Before Berkeley became a fully built city and empty lots were plentiful, moving buildings from one place to another was common. Although houses were moved off University Avenue to nearby residential areas when University Avenue changed to a more commercial thoroughfare, a few residential buildings have survived this transformation.
The recently demolished Doyle House, 1892, was one of these. Another residential building which has survived, although not in as good or even habitable condition as the Doyle House had been, is the Elizabeth M. Kenney-Meinheit Cottage. Despite its small size and humble condition, the cottage has interesting and significant historic connections.
The Kenney-Meinheit Cottage was originally located at 2214 Addison St., east of Shattuck Avenue and next to Berkeley’s first volunteer fire department. The cottage was built in 1887 for Elizabeth M. Kenney, who operated a stationery store in the Southern Pacific Railroad Depot at Center and Shattuck. She and members of her family, including a nephew, James Kenney, who would become Berkeley’s first fire chief, lived in the cottage until 1898 when it was sold to Ludwig Meinheit.
In 1906 Meinheit moved the cottage from the downtown to what was then a more quiet neighborhood on University Avenue. The Meinheit family, whose son William became a firefighter under James Kenney, owned the cottage until the early 1960s.
Sometime in the early 1970s the former Kelly Moore Paint Company building was constructed in front of the cottage and the cottage, at the rear of the lot, was adapted as a separate storage structure and essentially treated as a shed.

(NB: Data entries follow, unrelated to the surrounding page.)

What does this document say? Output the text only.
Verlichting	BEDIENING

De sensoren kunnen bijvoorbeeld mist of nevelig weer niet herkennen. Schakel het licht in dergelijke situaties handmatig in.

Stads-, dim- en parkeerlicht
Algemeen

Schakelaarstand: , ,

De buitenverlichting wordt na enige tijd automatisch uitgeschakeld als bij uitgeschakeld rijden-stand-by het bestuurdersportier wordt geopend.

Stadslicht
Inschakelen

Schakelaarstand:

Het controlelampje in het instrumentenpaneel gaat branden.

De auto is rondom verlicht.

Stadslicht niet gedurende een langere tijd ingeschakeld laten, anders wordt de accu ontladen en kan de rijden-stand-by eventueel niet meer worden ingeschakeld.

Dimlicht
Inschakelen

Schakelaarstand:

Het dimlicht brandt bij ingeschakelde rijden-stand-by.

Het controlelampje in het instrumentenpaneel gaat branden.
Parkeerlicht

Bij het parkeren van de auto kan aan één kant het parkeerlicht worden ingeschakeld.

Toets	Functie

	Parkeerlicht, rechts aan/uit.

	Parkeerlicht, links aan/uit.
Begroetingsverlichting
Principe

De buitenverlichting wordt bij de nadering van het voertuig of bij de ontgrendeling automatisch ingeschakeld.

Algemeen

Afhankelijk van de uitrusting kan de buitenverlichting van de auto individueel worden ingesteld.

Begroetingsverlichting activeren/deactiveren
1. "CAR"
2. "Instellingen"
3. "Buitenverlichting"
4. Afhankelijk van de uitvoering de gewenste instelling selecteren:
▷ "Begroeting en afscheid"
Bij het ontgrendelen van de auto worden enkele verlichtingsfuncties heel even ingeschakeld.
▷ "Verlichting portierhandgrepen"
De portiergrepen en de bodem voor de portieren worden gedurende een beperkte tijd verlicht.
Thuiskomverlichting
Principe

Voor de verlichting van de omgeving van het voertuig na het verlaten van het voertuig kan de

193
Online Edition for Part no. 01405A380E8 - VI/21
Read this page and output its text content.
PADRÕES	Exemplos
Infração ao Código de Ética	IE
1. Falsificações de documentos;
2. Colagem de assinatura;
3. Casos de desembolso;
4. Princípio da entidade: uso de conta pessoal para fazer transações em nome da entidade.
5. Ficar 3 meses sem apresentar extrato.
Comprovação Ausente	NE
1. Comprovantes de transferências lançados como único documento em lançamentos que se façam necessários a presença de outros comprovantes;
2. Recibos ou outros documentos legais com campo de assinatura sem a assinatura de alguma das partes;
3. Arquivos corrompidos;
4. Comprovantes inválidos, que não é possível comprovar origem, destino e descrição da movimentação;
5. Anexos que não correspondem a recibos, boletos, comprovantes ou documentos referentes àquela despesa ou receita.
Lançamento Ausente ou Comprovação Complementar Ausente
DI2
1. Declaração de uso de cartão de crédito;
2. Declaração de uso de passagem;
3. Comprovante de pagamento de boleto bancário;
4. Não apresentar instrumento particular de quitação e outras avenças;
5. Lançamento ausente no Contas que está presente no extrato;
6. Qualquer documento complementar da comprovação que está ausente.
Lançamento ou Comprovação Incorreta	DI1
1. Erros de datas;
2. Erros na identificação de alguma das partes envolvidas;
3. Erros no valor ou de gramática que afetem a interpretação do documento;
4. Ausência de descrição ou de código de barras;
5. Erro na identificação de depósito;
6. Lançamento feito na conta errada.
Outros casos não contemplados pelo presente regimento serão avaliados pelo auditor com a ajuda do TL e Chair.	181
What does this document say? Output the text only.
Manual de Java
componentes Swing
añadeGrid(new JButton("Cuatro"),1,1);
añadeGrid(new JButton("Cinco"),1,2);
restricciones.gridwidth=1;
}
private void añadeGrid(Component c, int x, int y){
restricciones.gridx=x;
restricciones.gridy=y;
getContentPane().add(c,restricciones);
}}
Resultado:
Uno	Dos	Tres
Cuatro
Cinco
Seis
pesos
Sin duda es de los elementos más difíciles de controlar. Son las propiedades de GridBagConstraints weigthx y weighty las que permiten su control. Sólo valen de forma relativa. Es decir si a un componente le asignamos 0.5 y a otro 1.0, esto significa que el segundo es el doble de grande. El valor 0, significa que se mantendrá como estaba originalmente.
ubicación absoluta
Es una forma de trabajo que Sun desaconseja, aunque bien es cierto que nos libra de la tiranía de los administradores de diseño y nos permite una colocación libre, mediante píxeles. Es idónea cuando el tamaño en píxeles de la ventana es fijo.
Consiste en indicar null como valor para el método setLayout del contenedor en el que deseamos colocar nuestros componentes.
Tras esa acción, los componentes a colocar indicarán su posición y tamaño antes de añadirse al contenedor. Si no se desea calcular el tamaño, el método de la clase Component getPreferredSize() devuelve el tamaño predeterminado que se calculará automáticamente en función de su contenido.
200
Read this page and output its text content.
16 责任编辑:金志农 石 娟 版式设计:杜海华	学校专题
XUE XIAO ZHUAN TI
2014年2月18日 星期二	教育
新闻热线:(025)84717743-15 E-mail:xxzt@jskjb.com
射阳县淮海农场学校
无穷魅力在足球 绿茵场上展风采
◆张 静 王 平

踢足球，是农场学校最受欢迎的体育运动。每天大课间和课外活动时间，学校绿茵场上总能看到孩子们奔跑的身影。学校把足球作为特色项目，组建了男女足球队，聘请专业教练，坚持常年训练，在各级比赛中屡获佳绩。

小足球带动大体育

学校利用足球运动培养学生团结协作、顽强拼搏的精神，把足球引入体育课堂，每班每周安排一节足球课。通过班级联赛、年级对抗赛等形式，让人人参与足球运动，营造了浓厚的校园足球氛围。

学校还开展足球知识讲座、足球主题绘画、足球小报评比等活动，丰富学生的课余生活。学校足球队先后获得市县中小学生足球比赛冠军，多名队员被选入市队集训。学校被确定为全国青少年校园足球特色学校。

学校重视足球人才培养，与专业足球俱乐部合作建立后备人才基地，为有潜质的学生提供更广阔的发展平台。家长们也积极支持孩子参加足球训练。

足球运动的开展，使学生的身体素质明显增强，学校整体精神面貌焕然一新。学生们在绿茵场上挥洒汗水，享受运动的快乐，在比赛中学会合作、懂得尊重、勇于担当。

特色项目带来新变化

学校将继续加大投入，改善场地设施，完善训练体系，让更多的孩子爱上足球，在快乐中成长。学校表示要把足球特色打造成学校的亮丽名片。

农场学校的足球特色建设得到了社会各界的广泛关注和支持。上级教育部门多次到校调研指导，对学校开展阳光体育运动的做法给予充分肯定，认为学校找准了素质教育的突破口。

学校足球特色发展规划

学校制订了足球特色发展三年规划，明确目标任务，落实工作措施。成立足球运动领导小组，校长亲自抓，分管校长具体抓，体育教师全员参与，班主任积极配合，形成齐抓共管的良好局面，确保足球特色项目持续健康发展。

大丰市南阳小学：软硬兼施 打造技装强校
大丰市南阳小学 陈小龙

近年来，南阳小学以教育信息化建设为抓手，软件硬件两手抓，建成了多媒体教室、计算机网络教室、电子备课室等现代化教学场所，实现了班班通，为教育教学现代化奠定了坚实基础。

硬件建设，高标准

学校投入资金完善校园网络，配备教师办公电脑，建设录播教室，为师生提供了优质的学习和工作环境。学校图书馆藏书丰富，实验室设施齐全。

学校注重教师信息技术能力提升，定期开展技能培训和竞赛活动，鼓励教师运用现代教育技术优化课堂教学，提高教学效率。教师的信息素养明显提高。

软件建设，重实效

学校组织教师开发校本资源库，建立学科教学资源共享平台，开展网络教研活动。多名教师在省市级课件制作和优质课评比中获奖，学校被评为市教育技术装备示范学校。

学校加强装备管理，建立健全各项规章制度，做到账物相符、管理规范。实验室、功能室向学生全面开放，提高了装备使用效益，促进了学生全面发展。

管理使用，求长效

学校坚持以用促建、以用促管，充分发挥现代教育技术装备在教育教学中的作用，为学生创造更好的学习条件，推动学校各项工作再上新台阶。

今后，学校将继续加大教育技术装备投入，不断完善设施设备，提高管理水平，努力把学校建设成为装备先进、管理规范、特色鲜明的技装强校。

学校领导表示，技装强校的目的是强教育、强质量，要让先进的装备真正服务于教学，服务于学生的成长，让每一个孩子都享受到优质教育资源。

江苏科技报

When a demolition permit application was reviewed by the Landmarks Preservation Commission in 2001, Jill Korte, a member of the commission, determined that the seemingly unimportant storage shed was a rare example of an early prefabricated building system designed and manufactured by William H. Wrigley in Ocean View (now West Berkeley).
Wrigley’s method of prefabricated construction was patented on Dec. 13, 1881, as a “Portable House.” Drawings and written explanation describe the modular system of upright posts grooved to hold vertical wall boards (panels). This created a double wall system that could be assembled off site. The Kenney-Meinheit House has no nails and is entirely built of redwood.
Of the five known “Portable Houses” constructed in Berkeley only the Kenney-Meinheit Cottage still stands. However, a shipment of Wrigley’s “Portable Houses” were sent to Australia, so there may be some still standing there.
Sometime in the next few weeks the Kenney Cottage will be moved again. Instead of being demolished, this example of perhaps the earliest prefabricated house in the country will be temporarily relocated (thanks to Director of Public Works René Cardineaux) to 1275 University Ave. on a small piece of city-owned land.
Susan Dinkelspiel Cerny writes this in conjunction with the Berkeley Architectural Heritage Association.